Gehalt verhandeln im Handwerk: Stundenlohn, Zulagen, Meisterbrief

In vielen Betrieben gibt es keinen Tarif, an dem sich die Zahl ablesen ließe. Wie sich der eigene Stundenlohn trotzdem begründen lässt und was der Meisterbrief daran ändert – und was nicht.

7 Min. Lesezeit von Steven Schulz

Gehaltsverhandlungen gelten als Sache der Büroetagen, mit Zielvereinbarungen, Boni und Jahresgesprächen. Im Handwerk läuft das anders, und zwar in fast jeder Hinsicht: Die Währung ist der Stundenlohn, das Gespräch findet oft zwischen zwei Aufträgen statt, und in vielen Betrieben gibt es keinen Tarifvertrag, aus dem sich die richtige Zahl einfach ablesen ließe. Das macht die Verhandlung nicht unmöglich. Es verschiebt nur, woher die Begründung kommt.

Der Stundenlohn ist die Währung

Wer im Handwerk mit einem Jahresgehalt in die Verhandlung geht, redet an der betrieblichen Praxis vorbei. Kalkuliert wird in Stunden: Der Betrieb rechnet Stunden gegenüber dem Kunden ab, plant Stunden je Auftrag und zahlt Stunden aus. Eine Forderung, die in Stunden formuliert ist, lässt sich der Betriebsleitung sofort zuordnen – eine Jahreszahl muss sie erst umrechnen, und dabei geht die eigene Rechnung schnell verloren.

Wichtig ist dabei, welche Wochenstundenzahl der Rechnung zugrunde liegt. Ein Stundenlohn ohne die vereinbarte Wochenarbeitszeit ist eine halbe Angabe. Dasselbe gilt für die Frage, wie mit Mehrarbeit umgegangen wird: Wird sie ausgezahlt, auf ein Arbeitszeitkonto gebucht, oder verfällt sie am Jahresende. Wer das nicht klärt, verhandelt über eine Zahl, deren Wert er nicht kennt.

Was alles zur Zahl gehört

Der Stundenlohn ist nur der größte Posten, nicht der einzige.

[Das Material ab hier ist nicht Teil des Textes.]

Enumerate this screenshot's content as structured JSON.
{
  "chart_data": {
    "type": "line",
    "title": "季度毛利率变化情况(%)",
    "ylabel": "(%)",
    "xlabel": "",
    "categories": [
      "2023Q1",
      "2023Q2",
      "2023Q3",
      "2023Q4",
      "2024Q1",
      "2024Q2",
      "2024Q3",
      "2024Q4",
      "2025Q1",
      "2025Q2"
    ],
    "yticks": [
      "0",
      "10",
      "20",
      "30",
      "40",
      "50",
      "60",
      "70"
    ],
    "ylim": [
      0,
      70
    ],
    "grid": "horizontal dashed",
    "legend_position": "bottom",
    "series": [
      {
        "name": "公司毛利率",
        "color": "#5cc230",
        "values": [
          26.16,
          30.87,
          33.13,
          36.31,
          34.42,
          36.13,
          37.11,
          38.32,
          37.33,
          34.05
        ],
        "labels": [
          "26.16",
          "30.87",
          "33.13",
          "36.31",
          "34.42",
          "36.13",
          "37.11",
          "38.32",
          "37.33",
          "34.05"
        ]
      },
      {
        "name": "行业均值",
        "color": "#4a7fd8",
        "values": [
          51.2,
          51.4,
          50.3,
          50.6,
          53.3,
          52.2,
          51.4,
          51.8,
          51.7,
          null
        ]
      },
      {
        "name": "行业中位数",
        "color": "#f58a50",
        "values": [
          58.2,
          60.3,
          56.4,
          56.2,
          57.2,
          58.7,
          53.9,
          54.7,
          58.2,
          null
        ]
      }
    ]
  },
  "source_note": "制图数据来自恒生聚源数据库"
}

Zur vollständigen Zahl gehören außerdem:

  • Zuschläge für Nacht-, Sonn- und Feiertagsarbeit sowie für Mehrarbeit, und zwar in der Höhe, die Tarif- oder Arbeitsvertrag vorsehen
  • die Auslöse bei auswärtiger Tätigkeit und die Frage, ob und wie Fahrtzeit vergütet wird
  • Urlaubsgeld, ein dreizehnter Monatslohn oder eine Jahressonderzahlung
  • Werkzeuggeld beziehungsweise die Frage, wer Werkzeug, Arbeitskleidung und deren Instandhaltung bezahlt
  • ein Fahrzeug, das auch privat genutzt werden darf, und die steuerliche Behandlung dieser Nutzung
  • die Zahl der Urlaubstage über dem gesetzlichen Mindesturlaub

Diese Bestandteile sind keine Nebensache. Zwei Angebote mit demselben Stundenlohn können sich erheblich unterscheiden, wenn das eine eine Jahressonderzahlung und ein Fahrzeug enthält und das andere nicht. Umgekehrt lohnt sich der Blick auf Posten, die nur nach Zulage aussehen: Was der Betrieb für Werkzeug oder Schutzausrüstung ohnehin aufwenden muss, ist keine Zugabe – dazu steht das Nötige in Werkzeug: wer zahlt und in Persönliche Schutzausrüstung.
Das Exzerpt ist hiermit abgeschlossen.